When my husband and I worked we both had insurance and what his didn't pay mine did and vice versa. Monthly payments did not cost
and arm and a leg. Then that was stopped. No more co insurance so now you paid all your deductibles and 20%. Then my company decided
to shut its doors after 25 years of service. 30 day notice and closed. We got nothing! A kick out the door. Now I am working a part time job no insurance. Now my husband still has his but guess what. Cancer. Yep now we are 5000.00 in doctor bills and surgeries. So I ask you how
can you save when the benefits that we used to enjoy just keeps getting worse and worse. And they wonder why we can't make it. We did everything right. Put our kids through college, paid our bills on time and to no ones fault if your health goes your screwed. I don't think
Obama care will help that right folks? If fact because of that I can't even find a company that will hire full time. Thank goodness my husband can carry me. I sure couldn't afford insurance on my part time job.
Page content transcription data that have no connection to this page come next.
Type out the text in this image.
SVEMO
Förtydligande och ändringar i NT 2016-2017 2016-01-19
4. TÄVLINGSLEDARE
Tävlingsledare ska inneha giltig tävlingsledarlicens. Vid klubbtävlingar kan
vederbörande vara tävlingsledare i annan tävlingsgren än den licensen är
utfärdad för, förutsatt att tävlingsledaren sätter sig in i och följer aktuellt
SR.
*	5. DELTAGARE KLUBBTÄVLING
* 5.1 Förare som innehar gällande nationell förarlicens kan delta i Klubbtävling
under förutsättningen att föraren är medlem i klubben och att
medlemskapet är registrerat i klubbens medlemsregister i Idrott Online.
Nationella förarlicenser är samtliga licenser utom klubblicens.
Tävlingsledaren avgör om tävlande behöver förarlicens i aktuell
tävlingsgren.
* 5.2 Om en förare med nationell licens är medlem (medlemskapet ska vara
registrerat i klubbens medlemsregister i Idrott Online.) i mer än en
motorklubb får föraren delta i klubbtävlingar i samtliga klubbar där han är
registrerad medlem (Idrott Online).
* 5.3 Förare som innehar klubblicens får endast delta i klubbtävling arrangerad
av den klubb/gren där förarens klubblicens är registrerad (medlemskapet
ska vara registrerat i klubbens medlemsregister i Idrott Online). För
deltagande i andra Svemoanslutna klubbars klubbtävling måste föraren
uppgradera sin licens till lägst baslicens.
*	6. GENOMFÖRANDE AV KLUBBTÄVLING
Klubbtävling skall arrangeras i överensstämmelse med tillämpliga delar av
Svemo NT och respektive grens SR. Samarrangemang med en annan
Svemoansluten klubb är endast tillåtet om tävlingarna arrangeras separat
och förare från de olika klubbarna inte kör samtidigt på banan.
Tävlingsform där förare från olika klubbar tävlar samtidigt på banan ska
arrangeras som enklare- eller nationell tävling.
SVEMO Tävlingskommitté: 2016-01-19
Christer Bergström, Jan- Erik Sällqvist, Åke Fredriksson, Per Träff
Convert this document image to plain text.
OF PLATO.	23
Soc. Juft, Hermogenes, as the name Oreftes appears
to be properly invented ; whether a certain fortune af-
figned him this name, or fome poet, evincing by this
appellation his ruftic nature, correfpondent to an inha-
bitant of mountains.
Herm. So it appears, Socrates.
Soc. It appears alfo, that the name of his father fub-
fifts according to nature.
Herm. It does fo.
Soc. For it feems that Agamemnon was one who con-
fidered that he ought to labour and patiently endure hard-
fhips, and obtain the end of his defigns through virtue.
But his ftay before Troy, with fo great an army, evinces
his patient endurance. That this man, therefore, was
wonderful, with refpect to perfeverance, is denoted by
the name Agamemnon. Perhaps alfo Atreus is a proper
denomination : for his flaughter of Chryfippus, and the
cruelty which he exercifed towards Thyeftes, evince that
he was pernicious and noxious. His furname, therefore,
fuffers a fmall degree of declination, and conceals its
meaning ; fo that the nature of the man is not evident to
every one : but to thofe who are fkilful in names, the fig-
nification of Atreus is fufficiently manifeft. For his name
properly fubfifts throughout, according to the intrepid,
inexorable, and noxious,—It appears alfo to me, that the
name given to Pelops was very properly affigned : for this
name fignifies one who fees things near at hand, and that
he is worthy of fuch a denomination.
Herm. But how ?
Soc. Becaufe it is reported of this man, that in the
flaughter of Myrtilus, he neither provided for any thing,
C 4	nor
Never liked the reverse mortgage line of thinking..and those commercials for them are such a shame 'best thing I ever did' phooey. In addition, think about it, if you are carrying debt while working and can't manage to pay it off, what makes you think it will get any easier carrying debt when you are retired?
Reverse Mortgages are a scam, the ONLY way to get equity out of your home without incurring debt is to sell your house and buy a cheaper house.